La Blackmagic Pocket Cinema Camera 6K Pro no es una cámara para cualquiera, pero sí es la que prácticamente todo el mundo desearía tener. Porque ofrece una serie de características que la convierten en una auténtica maravilla para producciones donde se busca la máxima calidad de imagen posible. Y no sólo por ser capaz de capturar contenido a resolución 6K, su mayor virtud sin duda es su ciencia de color.

Una cámara muy familiar

La BMPCC 6K Pro es una cámara que de primeras resulta muy familiar si tienes cierta experiencia con las otras cámaras del fabricante o, al menos, has visto algo anteriormente. Y es que físicamente es casi la misma 6K que ya existía, aunque con algunos detalles que cambian a raíz de mejoras que hizo el fabricante, pero vayamos por partes.

La Pocket 6K Pro (sí, durante el análisis la vamos a llamar de varias formas, aunque lo normal es referirse a ella como Pocket 6K Pro) es una propuesta de dimensiones generosas. Y eso que de inicio no cuenta ni con el grip ni el visor opciones que se pueden adquirir para esta generación y de los que luego te hablo.

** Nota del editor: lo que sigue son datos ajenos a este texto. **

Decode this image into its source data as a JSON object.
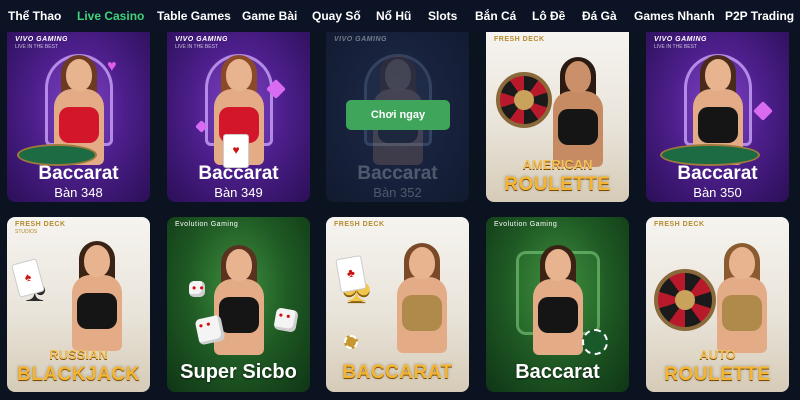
{
  "nav": {
    "items": [
      "Thể Thao",
      "Live Casino",
      "Table Games",
      "Game Bài",
      "Quay Số",
      "Nổ Hũ",
      "Slots",
      "Bắn Cá",
      "Lô Đề",
      "Đá Gà",
      "Games Nhanh",
      "P2P Trading"
    ],
    "active": "Live Casino"
  },
  "brands": {
    "vivo": "VIVO GAMING",
    "vivo_sub": "LIVE IN THE BEST",
    "fresh": "FRESH DECK",
    "fresh_sub": "STUDIOS",
    "evo": "Evolution Gaming"
  },
  "row1": [
    {
      "title": "Baccarat",
      "subtitle": "Bàn 348"
    },
    {
      "title": "Baccarat",
      "subtitle": "Bàn 349"
    },
    {
      "title": "Baccarat",
      "subtitle": "Bàn 352",
      "button": "Chơi ngay"
    },
    {
      "title_line1": "AMERICAN",
      "title_line2": "ROULETTE"
    },
    {
      "title": "Baccarat",
      "subtitle": "Bàn 350"
    }
  ],
  "row2": [
    {
      "title_line1": "RUSSIAN",
      "title_line2": "BLACKJACK"
    },
    {
      "title": "Super Sicbo"
    },
    {
      "title": "BACCARAT"
    },
    {
      "title": "Baccarat"
    },
    {
      "title_line1": "AUTO",
      "title_line2": "ROULETTE"
    }
  ],
  "colors": {
    "accent": "#3fd37a",
    "button": "#3ea55a",
    "background": "#0b1220",
    "gold_title": "#f5b531"
  }
}
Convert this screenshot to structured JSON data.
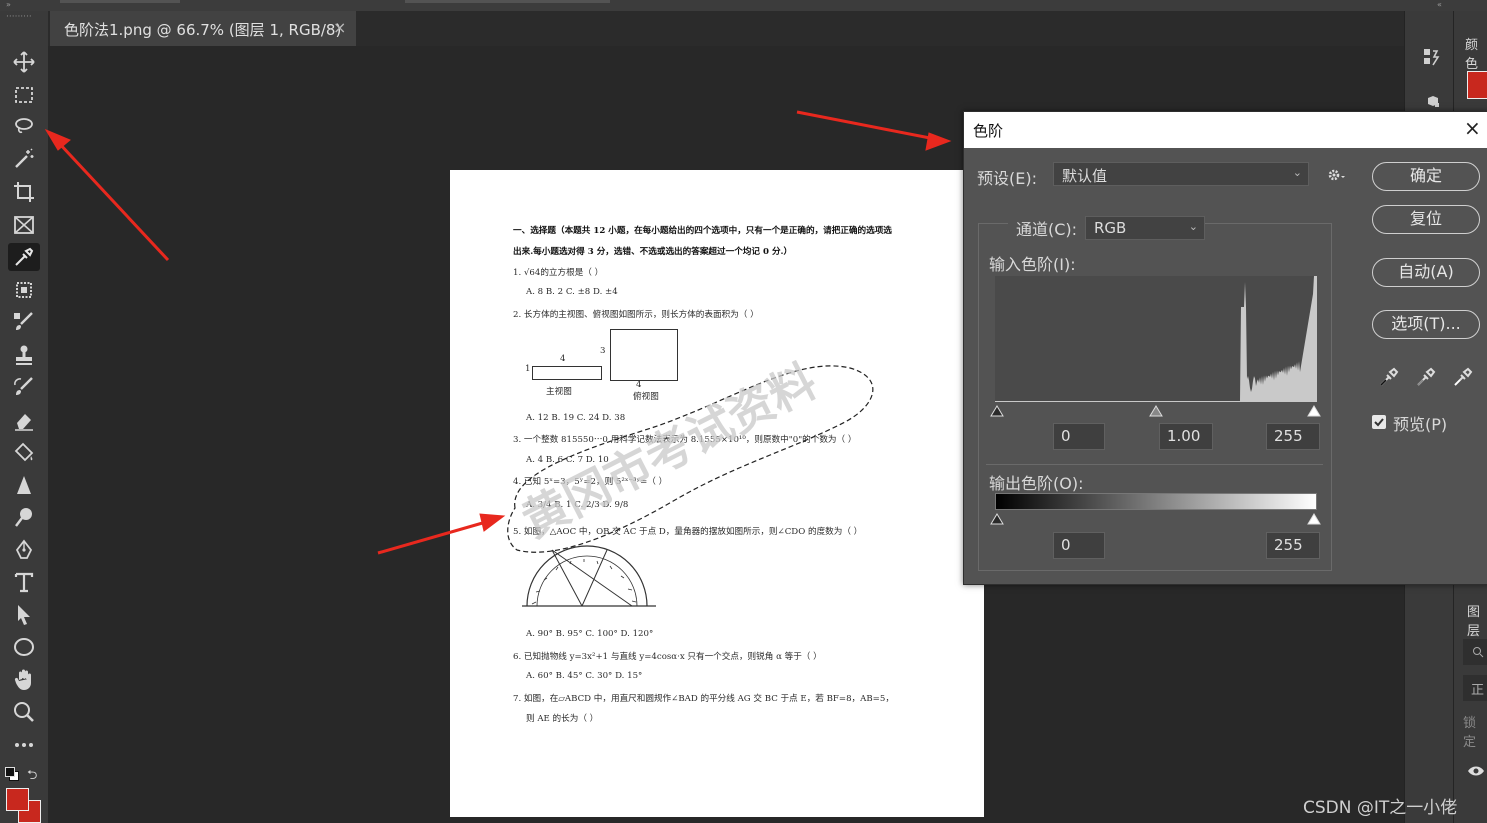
{
  "document_tab": {
    "title": "色阶法1.png @ 66.7% (图层 1, RGB/8)",
    "close": "×"
  },
  "levels_dialog": {
    "title": "色阶",
    "close": "×",
    "preset_label": "预设(E):",
    "preset_value": "默认值",
    "channel_label": "通道(C):",
    "channel_value": "RGB",
    "input_levels_label": "输入色阶(I):",
    "input_black": "0",
    "input_gamma": "1.00",
    "input_white": "255",
    "output_levels_label": "输出色阶(O):",
    "output_black": "0",
    "output_white": "255",
    "ok_label": "确定",
    "reset_label": "复位",
    "auto_label": "自动(A)",
    "options_label": "选项(T)...",
    "preview_label": "预览(P)",
    "preview_checked": true
  },
  "right_panel": {
    "color_tab": "颜色",
    "layers_tab": "图层",
    "normal": "正",
    "lock": "锁定"
  },
  "colors": {
    "foreground": "#c8281e",
    "background": "#c8281e",
    "arrow": "#e8281e"
  },
  "paper": {
    "lines": [
      "一、选择题（本题共 12 小题，在每小题给出的四个选项中，只有一个是正确的，请把正确的选项选",
      "出来.每小题选对得 3 分，选错、不选或选出的答案超过一个均记 0 分.）",
      "1.  √64的立方根是（      ）",
      "A.  8                         B.  2                        C.  ±8                        D.  ±4",
      "2.  长方体的主视图、俯视图如图所示，则长方体的表面积为（      ）",
      "A.  12                       B.  19                       C.  24                        D.  38",
      "3.  一个整数 815550⋯0 用科学记数法表示为 8.1555×10¹⁰，则原数中\"0\"的个数为（      ）",
      "A.  4                         B.  6                        C.  7                         D.  10",
      "4.  已知 5ˣ=3，5ʸ=2，则 5²ˣ⁻³ʸ=（      ）",
      "A.  3/4                      B.  1                        C.  2/3                       D.  9/8",
      "5.  如图，△AOC 中，OB 交 AC 于点 D，量角器的摆放如图所示，则∠CDO 的度数为（      ）",
      "A.  90°                      B.  95°                      C.  100°                      D.  120°",
      "6.  已知抛物线 y=3x²+1 与直线 y=4cosα·x 只有一个交点，则锐角 α 等于（      ）",
      "A.  60°                      B.  45°                      C.  30°                       D.  15°",
      "7.  如图，在▱ABCD 中，用直尺和圆规作∠BAD 的平分线 AG 交 BC 于点 E，若 BF=8，AB=5，",
      "则 AE 的长为（      ）"
    ],
    "fig_main_label": "主视图",
    "fig_top_label": "俯视图",
    "fig_num_4a": "4",
    "fig_num_3": "3",
    "fig_num_1": "1",
    "fig_num_4b": "4",
    "watermark_text": "黄冈市考试资料"
  },
  "credit": "CSDN @IT之一小佬"
}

A pesar del volumen es una cámara que no resulta pesada de utilizar ni tampoco es incómoda, pero está lejos de la experiencia que ofrecen otras cámaras que posiblemente estés más acostumbrado a ver como cámara de vídeo entre YouTubers y otros creadores de contenidos. Pero también es cierto que esta no es la típica mirrorless de Sony, Canon o Panasonic por citar algunas marcas, esto es toda una cámara de vídeo profesional en un cuerpo más similar al de una cámara de fotos.

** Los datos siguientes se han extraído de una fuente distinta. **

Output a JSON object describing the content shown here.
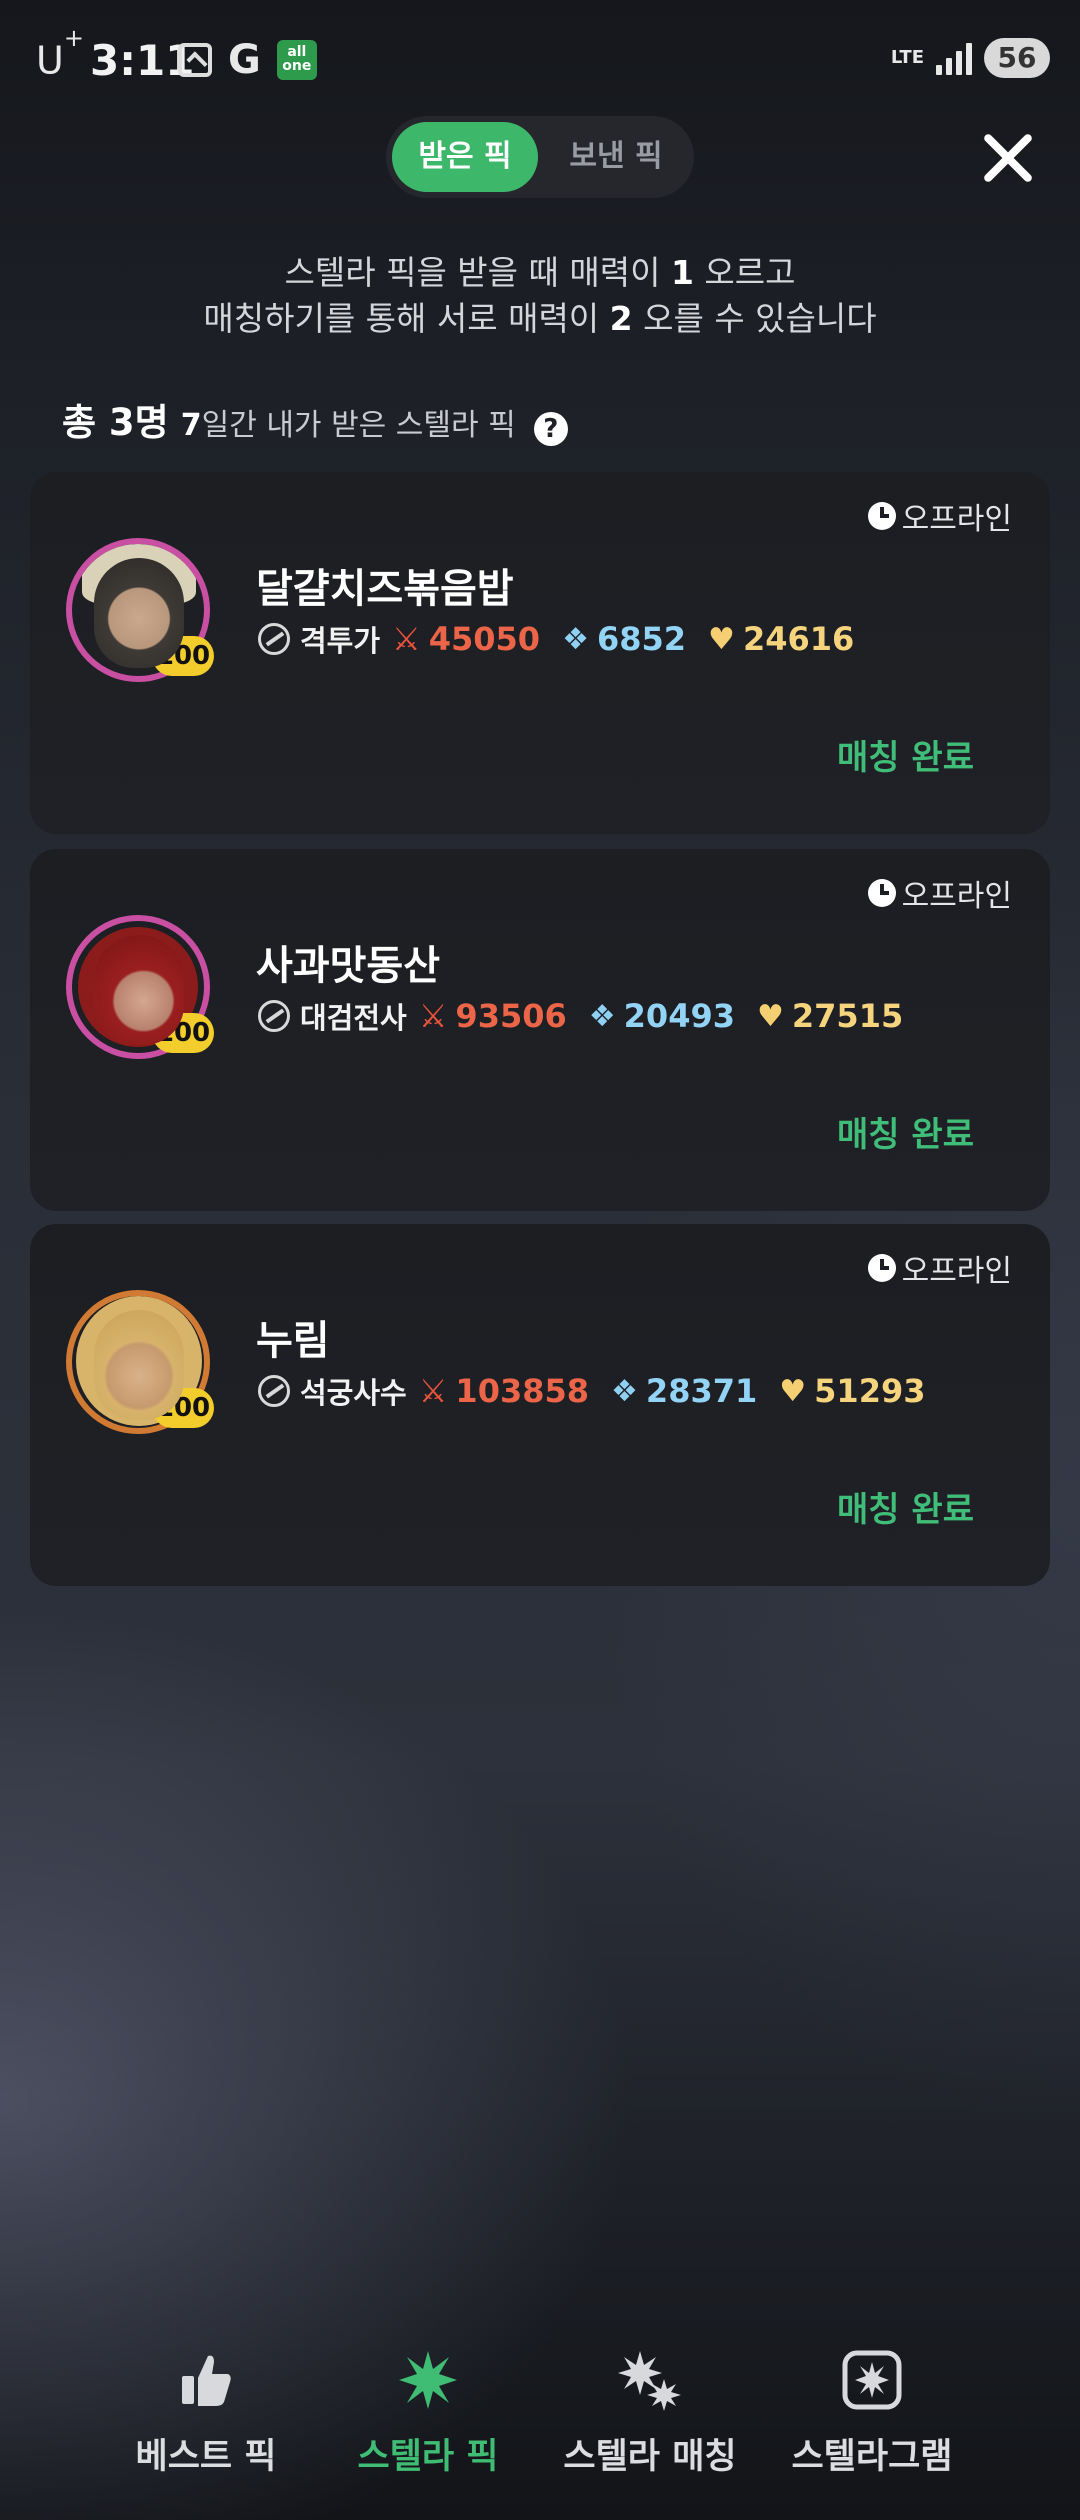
{
  "status_bar": {
    "carrier": "U",
    "carrier_plus": "+",
    "time": "3:11",
    "g_label": "G",
    "allone_label": "all one",
    "network": "LTE",
    "battery": "56"
  },
  "tabs": {
    "received": "받은 픽",
    "sent": "보낸 픽"
  },
  "info": {
    "line1_pre": "스텔라 픽을 받을 때 매력이 ",
    "line1_num": "1",
    "line1_post": " 오르고",
    "line2_pre": "매칭하기를 통해 서로 매력이 ",
    "line2_num": "2",
    "line2_post": " 오를 수 있습니다"
  },
  "summary": {
    "total": "총 3명",
    "days": "7",
    "period_text": "일간 내가 받은 스텔라 픽",
    "help": "?"
  },
  "cards": [
    {
      "status": "오프라인",
      "name": "달걀치즈볶음밥",
      "level": "100",
      "class": "격투가",
      "attack": "45050",
      "defense": "6852",
      "charm": "24616",
      "action": "매칭 완료"
    },
    {
      "status": "오프라인",
      "name": "사과맛동산",
      "level": "100",
      "class": "대검전사",
      "attack": "93506",
      "defense": "20493",
      "charm": "27515",
      "action": "매칭 완료"
    },
    {
      "status": "오프라인",
      "name": "누림",
      "level": "100",
      "class": "석궁사수",
      "attack": "103858",
      "defense": "28371",
      "charm": "51293",
      "action": "매칭 완료"
    }
  ],
  "bottom_nav": [
    {
      "label": "베스트 픽",
      "icon": "thumbs-up-icon"
    },
    {
      "label": "스텔라 픽",
      "icon": "star-burst-icon",
      "active": true
    },
    {
      "label": "스텔라 매칭",
      "icon": "sparkles-icon"
    },
    {
      "label": "스텔라그램",
      "icon": "stellagram-icon"
    }
  ],
  "colors": {
    "accent_green": "#3db86b",
    "attack": "#ec6548",
    "defense": "#92d3f6",
    "charm": "#f6d47e",
    "level_badge": "#f3cd2c"
  }
}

No obstante, dejando esto a un lado, a nivel de botonera poco hay que contar. La distribución es muy similar al de modelos anteriores y muy fáciles de usar. Es cierto que habrá quienes piensen que le faltan botones programables, porque sólo tiene tres para funciones que queramos tener más accesibles, pero creémoste que no. Además, el sistema operativo es tan fácil de controlar a través de su pantalla táctil que una vez probado desearías que todo lo que ofrecen Sony, Panasonic, Canon, Fuji, etc… fuese como esto cuando se graba vídeo.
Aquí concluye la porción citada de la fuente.